Because I am using VSYNC, I have avoided the tearing issue, but have created a very choppy video scene. I am developing this on Linux with nVidia Quadro hardware and very recent drivers from nVidia.

Thanks in advance for the help, I am really at a loss here!

Why are you constantly unbinding and rebinding the context in each thread? Flopping contexts is expensive. Would suggest making the context for that thread current once, and then leaving it.

Also I’d suggest that you have only one GL context for both threads, owned by the render thread, have it map and unmap the buffer used by the acquisition thread, and in between, just tell the acquisition thread what pointer to dump the image data into.
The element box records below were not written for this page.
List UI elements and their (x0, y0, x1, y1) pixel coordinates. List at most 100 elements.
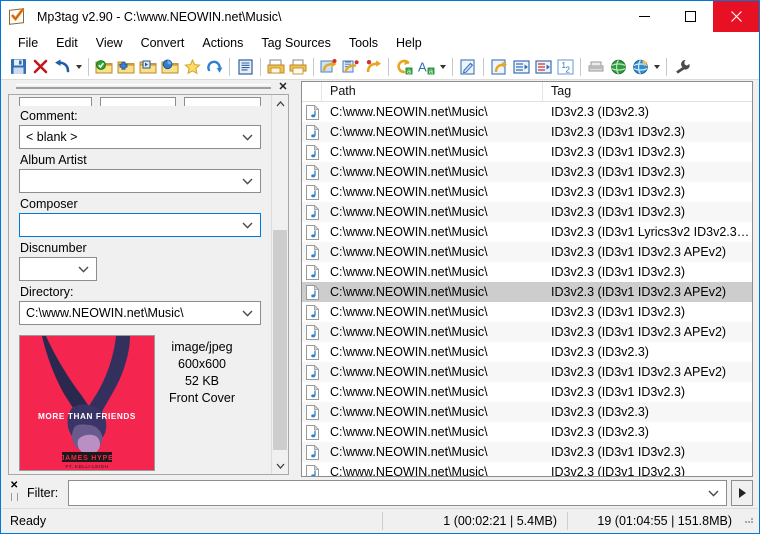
tag-panel-close-icon[interactable]: ✕ (276, 81, 290, 93)
table-row[interactable]: C:\www.NEOWIN.net\Music\ ID3v2.3 (ID3v2.3… (302, 422, 752, 442)
column-header-icon[interactable] (302, 82, 322, 102)
table-row[interactable]: C:\www.NEOWIN.net\Music\ ID3v2.3 (ID3v1 I… (302, 202, 752, 222)
table-row[interactable]: C:\www.NEOWIN.net\Music\ ID3v2.3 (ID3v2.3… (302, 102, 752, 122)
cd-database-icon[interactable] (585, 56, 607, 78)
menu-item-file[interactable]: File (9, 34, 47, 52)
toolbar-separator (483, 57, 484, 76)
chevron-down-icon[interactable] (242, 178, 253, 185)
menu-item-edit[interactable]: Edit (47, 34, 87, 52)
filter-input[interactable] (68, 479, 727, 506)
tag-to-filename-icon[interactable] (265, 56, 287, 78)
minimize-button[interactable] (621, 1, 667, 32)
table-row[interactable]: C:\www.NEOWIN.net\Music\ ID3v2.3 (ID3v1 I… (302, 122, 752, 142)
scrollbar-thumb[interactable] (273, 230, 287, 450)
close-icon[interactable]: ✕ (10, 480, 18, 491)
album-cover-art[interactable]: MORE THAN FRIENDS JAMES HYPE FT. KELLI-L… (19, 335, 155, 471)
table-row[interactable]: C:\www.NEOWIN.net\Music\ ID3v2.3 (ID3v2.3… (302, 342, 752, 362)
menu-item-help[interactable]: Help (387, 34, 431, 52)
actions-dropdown-icon[interactable] (437, 56, 448, 78)
audio-file-icon (302, 164, 322, 180)
case-conversion-icon[interactable]: a (393, 56, 415, 78)
options-icon[interactable] (671, 56, 693, 78)
change-directory-icon[interactable] (93, 56, 115, 78)
playlist-icon[interactable] (510, 56, 532, 78)
toolbar-separator (452, 57, 453, 76)
window-title: Mp3tag v2.90 - C:\www.NEOWIN.net\Music\ (37, 9, 282, 24)
export-icon[interactable] (488, 56, 510, 78)
row-path: C:\www.NEOWIN.net\Music\ (330, 265, 488, 279)
maximize-button[interactable] (667, 1, 713, 32)
table-row[interactable]: C:\www.NEOWIN.net\Music\ ID3v2.3 (ID3v2.3… (302, 402, 752, 422)
table-row[interactable]: C:\www.NEOWIN.net\Music\ ID3v2.3 (ID3v1 I… (302, 142, 752, 162)
open-playlist-icon[interactable] (159, 56, 181, 78)
chevron-down-icon[interactable] (242, 134, 253, 141)
save-icon[interactable] (7, 56, 29, 78)
filter-apply-button[interactable] (731, 479, 753, 506)
replace-icon[interactable]: A a (415, 56, 437, 78)
freedb-icon[interactable] (607, 56, 629, 78)
column-header-tag[interactable]: Tag (543, 82, 752, 102)
table-row[interactable]: C:\www.NEOWIN.net\Music\ ID3v2.3 (ID3v1 I… (302, 282, 752, 302)
filter-bar: ✕ Filter: (2, 477, 758, 508)
table-row[interactable]: C:\www.NEOWIN.net\Music\ ID3v2.3 (ID3v1 I… (302, 182, 752, 202)
composer-field[interactable] (19, 213, 261, 237)
directory-field[interactable]: C:\www.NEOWIN.net\Music\ (19, 301, 261, 325)
web-dropdown-icon[interactable] (651, 56, 662, 78)
menu-item-tools[interactable]: Tools (340, 34, 387, 52)
table-row[interactable]: C:\www.NEOWIN.net\Music\ ID3v2.3 (ID3v1 I… (302, 242, 752, 262)
audio-file-icon (302, 324, 322, 340)
undo-icon[interactable] (51, 56, 73, 78)
playlist-alt-icon[interactable] (532, 56, 554, 78)
table-row[interactable]: C:\www.NEOWIN.net\Music\ ID3v2.3 (ID3v1 I… (302, 462, 752, 476)
album-artist-field[interactable] (19, 169, 261, 193)
filter-close-button[interactable]: ✕ (7, 480, 23, 506)
print-icon[interactable] (287, 56, 309, 78)
table-row[interactable]: C:\www.NEOWIN.net\Music\ ID3v2.3 (ID3v1 I… (302, 442, 752, 462)
add-files-icon[interactable] (137, 56, 159, 78)
autonumber-icon[interactable]: 1 2 (554, 56, 576, 78)
toolbar-separator (229, 57, 230, 76)
web-sources-icon[interactable] (629, 56, 651, 78)
remove-icon[interactable] (29, 56, 51, 78)
table-row[interactable]: C:\www.NEOWIN.net\Music\ ID3v2.3 (ID3v1 I… (302, 362, 752, 382)
text-file-tag-icon[interactable] (362, 56, 384, 78)
partial-field-1[interactable] (19, 97, 92, 106)
menu-item-tag-sources[interactable]: Tag Sources (252, 34, 339, 52)
add-directory-icon[interactable] (115, 56, 137, 78)
table-row[interactable]: C:\www.NEOWIN.net\Music\ ID3v2.3 (ID3v1 I… (302, 322, 752, 342)
table-row[interactable]: C:\www.NEOWIN.net\Music\ ID3v2.3 (ID3v1 I… (302, 162, 752, 182)
chevron-down-icon[interactable] (78, 266, 89, 273)
table-row[interactable]: C:\www.NEOWIN.net\Music\ ID3v2.3 (ID3v1 I… (302, 302, 752, 322)
table-row[interactable]: C:\www.NEOWIN.net\Music\ ID3v2.3 (ID3v1 L… (302, 222, 752, 242)
menu-item-view[interactable]: View (87, 34, 132, 52)
discnumber-field[interactable] (19, 257, 97, 281)
menu-item-actions[interactable]: Actions (193, 34, 252, 52)
chevron-down-icon[interactable] (242, 222, 253, 229)
chevron-down-icon[interactable] (708, 490, 719, 497)
scroll-up-icon[interactable] (272, 95, 288, 112)
filename-to-tag-icon[interactable] (234, 56, 256, 78)
close-button[interactable] (713, 1, 759, 32)
comment-field[interactable]: < blank > (19, 125, 261, 149)
resize-grip-icon[interactable] (742, 512, 758, 530)
edit-tag-icon[interactable] (457, 56, 479, 78)
menu-item-convert[interactable]: Convert (132, 34, 194, 52)
row-tag: ID3v2.3 (ID3v2.3) (551, 345, 649, 359)
favorites-icon[interactable] (181, 56, 203, 78)
tag-panel-scrollbar[interactable] (271, 95, 288, 474)
audio-file-icon (302, 224, 322, 240)
column-header-path[interactable]: Path (322, 82, 543, 102)
table-row[interactable]: C:\www.NEOWIN.net\Music\ ID3v2.3 (ID3v1 I… (302, 262, 752, 282)
refresh-icon[interactable] (203, 56, 225, 78)
row-tag: ID3v2.3 (ID3v1 ID3v2.3) (551, 445, 686, 459)
tag-to-tag-icon[interactable] (318, 56, 340, 78)
chevron-down-icon[interactable] (242, 310, 253, 317)
partial-field-3[interactable] (184, 97, 261, 106)
partial-field-2[interactable] (99, 97, 177, 106)
table-row[interactable]: C:\www.NEOWIN.net\Music\ ID3v2.3 (ID3v1 I… (302, 382, 752, 402)
undo-dropdown-icon[interactable] (73, 56, 84, 78)
audio-file-icon (302, 264, 322, 280)
tag-panel-grip[interactable] (16, 84, 271, 89)
scroll-down-icon[interactable] (272, 457, 288, 474)
tag-copy-icon[interactable] (340, 56, 362, 78)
The BG thread should not be using the GL context nor issuing GL commands.

There may be more efficient ways, but that is one way to get rid of “all” of your GL context swapping.
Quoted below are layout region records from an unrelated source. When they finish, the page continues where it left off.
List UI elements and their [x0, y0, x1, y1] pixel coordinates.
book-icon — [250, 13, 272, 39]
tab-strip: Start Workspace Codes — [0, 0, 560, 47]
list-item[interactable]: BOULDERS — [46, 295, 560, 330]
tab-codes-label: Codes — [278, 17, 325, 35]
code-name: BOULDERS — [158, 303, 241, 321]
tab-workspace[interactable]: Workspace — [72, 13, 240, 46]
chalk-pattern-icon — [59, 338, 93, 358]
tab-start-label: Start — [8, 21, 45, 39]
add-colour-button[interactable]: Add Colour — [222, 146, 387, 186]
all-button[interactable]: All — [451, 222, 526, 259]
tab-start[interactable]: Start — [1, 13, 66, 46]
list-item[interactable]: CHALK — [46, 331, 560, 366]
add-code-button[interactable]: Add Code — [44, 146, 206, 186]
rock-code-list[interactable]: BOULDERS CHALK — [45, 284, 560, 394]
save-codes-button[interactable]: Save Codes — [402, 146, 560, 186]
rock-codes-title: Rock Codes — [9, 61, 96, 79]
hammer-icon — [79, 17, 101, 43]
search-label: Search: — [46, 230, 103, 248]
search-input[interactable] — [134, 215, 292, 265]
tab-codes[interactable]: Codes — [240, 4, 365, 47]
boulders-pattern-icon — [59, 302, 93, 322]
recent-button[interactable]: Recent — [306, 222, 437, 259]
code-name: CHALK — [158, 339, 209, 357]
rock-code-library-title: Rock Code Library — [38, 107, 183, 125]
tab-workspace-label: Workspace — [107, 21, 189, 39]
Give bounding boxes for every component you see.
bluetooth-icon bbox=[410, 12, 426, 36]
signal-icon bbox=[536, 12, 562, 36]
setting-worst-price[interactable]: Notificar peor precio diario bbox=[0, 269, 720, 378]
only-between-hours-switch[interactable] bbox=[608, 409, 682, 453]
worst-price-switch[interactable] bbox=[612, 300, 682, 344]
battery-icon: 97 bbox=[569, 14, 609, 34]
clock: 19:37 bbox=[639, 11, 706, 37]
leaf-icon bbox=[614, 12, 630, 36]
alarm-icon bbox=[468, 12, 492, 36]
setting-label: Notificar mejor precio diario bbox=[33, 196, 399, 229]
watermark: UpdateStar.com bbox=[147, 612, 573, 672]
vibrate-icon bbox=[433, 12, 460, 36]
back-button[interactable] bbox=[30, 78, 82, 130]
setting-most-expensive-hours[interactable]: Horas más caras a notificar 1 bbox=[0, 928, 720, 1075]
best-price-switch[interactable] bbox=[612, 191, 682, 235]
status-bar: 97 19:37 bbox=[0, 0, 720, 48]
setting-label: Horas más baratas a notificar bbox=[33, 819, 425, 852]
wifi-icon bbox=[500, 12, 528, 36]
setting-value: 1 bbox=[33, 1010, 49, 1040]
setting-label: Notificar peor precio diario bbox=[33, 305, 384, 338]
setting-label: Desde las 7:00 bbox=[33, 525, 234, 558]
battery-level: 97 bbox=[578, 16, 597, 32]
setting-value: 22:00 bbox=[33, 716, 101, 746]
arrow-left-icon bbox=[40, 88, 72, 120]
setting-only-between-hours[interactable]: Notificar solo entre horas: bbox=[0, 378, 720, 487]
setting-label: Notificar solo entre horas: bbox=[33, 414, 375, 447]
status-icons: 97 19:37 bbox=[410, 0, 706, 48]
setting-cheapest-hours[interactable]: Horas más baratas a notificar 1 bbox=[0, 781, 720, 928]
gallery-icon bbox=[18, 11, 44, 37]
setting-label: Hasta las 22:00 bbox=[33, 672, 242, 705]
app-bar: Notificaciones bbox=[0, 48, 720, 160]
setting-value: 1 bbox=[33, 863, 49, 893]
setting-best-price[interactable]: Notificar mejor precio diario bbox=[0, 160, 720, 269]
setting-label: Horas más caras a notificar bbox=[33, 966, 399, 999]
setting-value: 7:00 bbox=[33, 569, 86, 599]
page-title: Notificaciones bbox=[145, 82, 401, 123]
Also, I would not try to render with a new frame in the render thread until a frame or two after you have given it to the driver (i.e. unmapped the buffer). Give the driver time to get the frame over to the GPU before you try to draw with it. Otherwise you risk blocking the enter rendering pipeline doing a full App-GPU synchronization while the driver shuffles the image over to the GPU. To get this working smoothly, you might find you need to buffer 3 or 4 frames ahead (in multiple buffers or in the same buffer) to keep things smooth.

One other thing. There are more efficient ways to stream data over to the GPU than Map/fill/Unmap. Definitely check out the PDF chapter in [b]OpenGL Insights[/b] here called “[i]Asynchronous Buffer Transfers”[/i]. If you find it useful, buy the book!

glMapBufferRange with MAP_WRITE, MAP_UNSYNCHRONIZED, and MAP_INVALIDATE_RANGE for filling a buffer can be pretty darn efficient at avoiding costly App-GPU synchronizations (with MAP_WRITE and MAP_INVALIDATE_BUFFER for orphaning). But before you get too attached to that, be sure and check out this hot-off-the-presses presentation from Cass Everitt and John McDonald @ NVidia where they describe how to do even better with ARB_buffer_storage, avoiding even the implicit sync between the app and the driver that occurs with UNSYNC maps. Kudos to Prune for pointing this one out recently.

First, thanks so much for taking the time to respond.

As I am a beginner with OpenGL, I was under the impression that any gl* API calls had to be made within a current context, thus the shared context(s) and constant swapping between threads. I had actually read about the expense of constant swapping, but can’t figure out how to do without (I haven’t tried yet, but I can see how mapping would allow this).

I hadn’t considered mapping, as I thought those were reserved for direct drawing (updating a portion of pixels) and would be lesser in performance. Ok, so lots of words here, how about some code to make sure I am on the same page.


class GLCanvas {

  GLvoid *mPixelMap;

acquisition_thread {
  while(1) {
    wait_for_frame(tFrame)
    memcpy(mPixelMap, tFrame)
    cond_signal()
  }
}
 
render_thread {
  glXMakeCurrent(CTX)

  while (1) {
    glBindTexture()
    glBegin(GL_QUADS)
    ...
    glEnd()
    glBindTexture(0)
    glXSwapBuffers()
 
    if (cond_timedwait()) {
      glBindTexture()
      glBindBuffer()
      glUnmapBuffer()
      glTextSubImage2d(GL_RGB, 0)
      glBindTexture(0)
      mPixelMap = glMapBuffer()
      glBindBuffer(0)
    }
  }
 
  glXMakeCurrent(0)
}

};

This is what I think you mean by removing all the GL commands from the acquisition thread. In the meantime, I’ll write this up and give it a shot. I had actually come across the OpenGL Insights PDF you mentioned, but because I had tunnel vision about not needing to use mapping, it just didn’t make sense at the time. To bad that book isn’t available on the Apple store, I would have already picked up a copy.

Thanks again for the great suggestions!

Yes, something like that, with appropriate map flags and buffering added.